Determining Urdu News Type from Headline Text Using Deep Learning

  • Umair Arshad School of Computing, Robert Gordon University, Aberdeen, United Kingdom
  • Khawar Iqbal Malik Riphah School of Computing & Innovation, Riphah International University, Lahore Campus, Pakistan
  • Hira Arooj Department of Mathematics and Statistics, University of Lahore, Sargodha Campus, Pakistan
  • Muhammad Fiaz Department of Computer Science, University of Lahore, Sargodha Campus, Pakistan
Keywords: deep learning (DL), fastText, natural language processing (NLP), Urdu news classification, Word2vec


In recent years, the volume of data of regional languages available on the Internet has grown significantly. It helps people to express themselves by removing linguistic boundaries. Moreover, the accessibility of news articles on the web provides billions of web users with a source of knowledge.
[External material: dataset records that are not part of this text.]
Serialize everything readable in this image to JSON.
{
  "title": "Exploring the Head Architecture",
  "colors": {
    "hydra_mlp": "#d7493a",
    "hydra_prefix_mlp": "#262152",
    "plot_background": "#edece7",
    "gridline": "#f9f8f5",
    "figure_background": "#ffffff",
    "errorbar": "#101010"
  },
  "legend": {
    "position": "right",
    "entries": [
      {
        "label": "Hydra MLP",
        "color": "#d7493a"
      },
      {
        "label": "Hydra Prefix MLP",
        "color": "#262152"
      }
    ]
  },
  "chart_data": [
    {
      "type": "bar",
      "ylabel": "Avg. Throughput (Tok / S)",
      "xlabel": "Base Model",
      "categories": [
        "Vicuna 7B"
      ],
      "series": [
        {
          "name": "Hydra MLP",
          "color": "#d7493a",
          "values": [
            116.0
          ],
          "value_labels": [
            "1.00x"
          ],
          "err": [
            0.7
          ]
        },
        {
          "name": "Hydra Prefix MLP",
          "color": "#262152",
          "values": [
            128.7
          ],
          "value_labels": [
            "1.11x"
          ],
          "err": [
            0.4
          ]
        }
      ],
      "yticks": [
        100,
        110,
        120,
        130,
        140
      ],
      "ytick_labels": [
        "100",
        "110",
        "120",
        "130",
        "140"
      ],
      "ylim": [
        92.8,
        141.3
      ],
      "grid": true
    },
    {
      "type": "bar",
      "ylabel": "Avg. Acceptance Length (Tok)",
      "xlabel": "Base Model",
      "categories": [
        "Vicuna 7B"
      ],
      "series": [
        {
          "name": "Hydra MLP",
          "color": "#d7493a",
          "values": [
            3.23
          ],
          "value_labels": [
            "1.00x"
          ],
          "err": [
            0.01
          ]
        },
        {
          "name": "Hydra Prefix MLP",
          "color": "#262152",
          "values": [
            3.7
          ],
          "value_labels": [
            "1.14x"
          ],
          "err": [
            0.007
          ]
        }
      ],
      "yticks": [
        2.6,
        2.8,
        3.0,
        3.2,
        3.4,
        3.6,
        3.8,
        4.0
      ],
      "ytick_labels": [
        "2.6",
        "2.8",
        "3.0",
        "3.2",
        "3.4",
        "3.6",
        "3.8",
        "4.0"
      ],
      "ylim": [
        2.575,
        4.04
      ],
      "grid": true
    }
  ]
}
This research offers a classification model for categorizing Urdu news headlines text with deep learning (DL) techniques and different word vector embeddings. To improve the efficacy of various Urdu natural language processing (NLP) applications, this study included two neural word embeddings built by utilizing the most widely used approaches, namely Word2vec and pre-trained fastText. Both intrinsic and extrinsic evaluation methods were used to examine the integrity of the created neural word embeddings. The study employed a vast, fresh corpus of Urdu text containing 153,050 headlines categorized into 8 different classes. Then, text pre-processing techniques and two DL models, namely the Long Short-Term Memory (LSTM) and Bidirectional Long Short-Term Memory (BiLSTM) were applied. The results were compared based on embeddings. It was found that when a pre-trained fastText embedding was utilized, BiLSTM surpassed other DL models with an accuracy of 93.93%, precision of 93.86%, recall of 93.93%, and F1 score of 93.89%.